Another factor arguing against this agreement actually stabilizing crude oil prices is that OPEC doesn’t dominate world oil production as it did in the 1980s.  Four of today’s top six oil-producing countries (Russia, US, China, Canada) are not members of OPEC.  There’s every reason to expect that all of the four would boost output as/when prices start to rise.

 

To my mind, the real news the OPEC accord signals is the changed attitude of Saudi Arabia.  I think this must mean that Riyadh is in worse financial shape than is commonly believed.

Certainly, the country is radially dependent on oil   …and has become accustomed to the revenue from  $100+ per barrel prices.  So it is now running a large government budget deficit.  My guess is that it is also having a much harder time than expected in borrowing to bridge the gap between revenue and spending, and that efforts to develop other facets of the economy are not moving forward smoothly.  Saudi Arabia has just announced a salary cut for government workers, which can’t imply greater political stability.

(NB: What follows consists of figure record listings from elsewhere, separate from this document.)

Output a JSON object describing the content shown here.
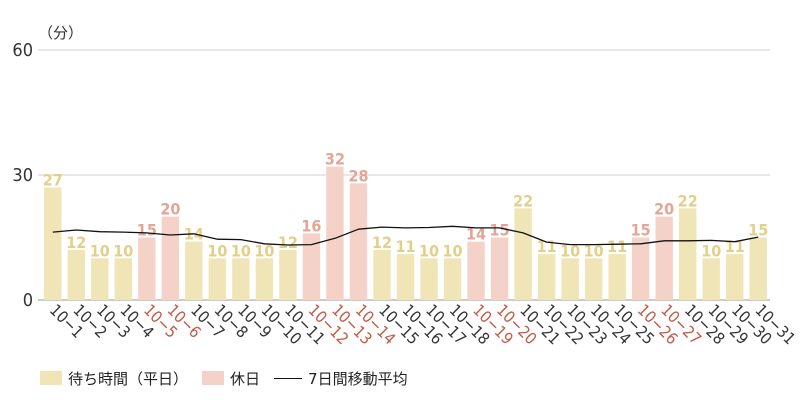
{
  "chart_data": {
    "type": "bar",
    "unit_label": "（分）",
    "ylim": [
      0,
      60
    ],
    "yticks": [
      0,
      30,
      60
    ],
    "grid": true,
    "legend_position": "bottom-left",
    "categories": [
      "10−1",
      "10−2",
      "10−3",
      "10−4",
      "10−5",
      "10−6",
      "10−7",
      "10−8",
      "10−9",
      "10−10",
      "10−11",
      "10−12",
      "10−13",
      "10−14",
      "10−15",
      "10−16",
      "10−17",
      "10−18",
      "10−19",
      "10−20",
      "10−21",
      "10−22",
      "10−23",
      "10−24",
      "10−25",
      "10−26",
      "10−27",
      "10−28",
      "10−29",
      "10−30",
      "10−31"
    ],
    "values": [
      27,
      12,
      10,
      10,
      15,
      20,
      14,
      10,
      10,
      10,
      12,
      16,
      32,
      28,
      12,
      11,
      10,
      10,
      14,
      15,
      22,
      11,
      10,
      10,
      11,
      15,
      20,
      22,
      10,
      11,
      15
    ],
    "day_type": [
      "weekday",
      "weekday",
      "weekday",
      "weekday",
      "holiday",
      "holiday",
      "weekday",
      "weekday",
      "weekday",
      "weekday",
      "weekday",
      "holiday",
      "holiday",
      "holiday",
      "weekday",
      "weekday",
      "weekday",
      "weekday",
      "holiday",
      "holiday",
      "weekday",
      "weekday",
      "weekday",
      "weekday",
      "weekday",
      "holiday",
      "holiday",
      "weekday",
      "weekday",
      "weekday",
      "weekday"
    ],
    "series": [
      {
        "name": "待ち時間（平日）",
        "type": "bar",
        "day_type": "weekday",
        "color": "#f0e5b6",
        "label_color": "#e2d088"
      },
      {
        "name": "休日",
        "type": "bar",
        "day_type": "holiday",
        "color": "#f5d2c8",
        "label_color": "#e3a596"
      },
      {
        "name": "7日間移動平均",
        "type": "line",
        "color": "#111111",
        "values": [
          16.3,
          16.8,
          16.4,
          16.3,
          16.1,
          15.6,
          15.9,
          14.6,
          14.5,
          13.5,
          13.2,
          13.3,
          14.8,
          17.0,
          17.5,
          17.3,
          17.4,
          17.7,
          17.3,
          17.3,
          16.1,
          13.9,
          13.3,
          13.3,
          13.4,
          13.5,
          14.2,
          14.2,
          14.3,
          14.0,
          15.1
        ]
      }
    ],
    "holiday_tick_color": "#c05a45",
    "weekday_tick_color": "#333333"
  }
}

If there is a valid reason for oil to have risen on the OPEC announcement–and I don’t think there is–it would be worries of political developments in Saudia Arabia that disrupt oil production there.

Personally, not owning any oil stocks at present, I’m thinking that the seasonal low point for demand, that is, January/February, would be a better entry time than right now.

the proposed Aramco IPO: why?

Aramco and an IPO

Over the past few days, as a new, younger generation prepares to take over leadership of Saudi Arabia, the kingdom has been announcing plans to overhaul the structure of its radically oil-dependent economy.

The most concrete of these is a proposed IPO for the Saudi national oil company, Aramco (the Arabian American Oil Company before it was nationalized in the 1970s).  The idea would be to sell roughly a 5% interest in Aramco to the investing public, with a dual listing in Saudi Arabia and somewhere else.  The leading “somewhere else” contender is the US.

It’s not clear yet exactly what the future shareholders would have an ownership interest in.  Aramco contains all sorts of oil-related operations, from exploration and production to refining to petrochemical production.  The Saudis intend to restructure Aramco into a holding company with subsidiaries–structured presumably by type of business–before offering equity.  To me, it sounds as if the offering will be of stock in a subsidiary, not the holding company.

Why?

money

The obvious answer is that the kingdom wants to raise money to fund its budget deficit.  It figures the proposed IPO will raise $100 billion – $150 billion, a figure that already has investment bankers around the world salivating.  This, by the way, implies a total value for Aramco of $2 trillion – $3 trillion.

deeper motivation

But there’s almost invariably a deeper motivation when a country takes action like this.  It wants to focus and streamline operations of the to-be-IPOed company, either because current service is terrible and/or to generate more funds from operations to fill government coffers.  The IPO offers potential wealth and prestige to the management of the government-owned company if they run it well.  That substitutes for pre-IPO motivation, which may simply be to do the least work possible, and make the fewest waves, without getting fired.

better than they look

In my experience, such IPOs, however dreary the prospectus may sound, often do quite well for at least the first couple of years.  Two reasons:

–their scope for change becomes much wider when public scrutiny protects the manager from interference by politically-connected sluggards who like the status quo, and

–managers tend to, in a sense, stop working once they find out an IPO is in the offing.  Why make improvements today that will only make post-IPO earnings comparisons harder?  Better to save them for the time when the stock is publicly traded and holders of stock, stock options and management incentive plans will cash in on them.

in sum

The IPO itself is evidence that the Saudis are serious about a reorientation of their economic priorities.  Human nature argues that 2016 will be like wading through molasses for Aramco but that it will break very quickly from the gate after the IPO.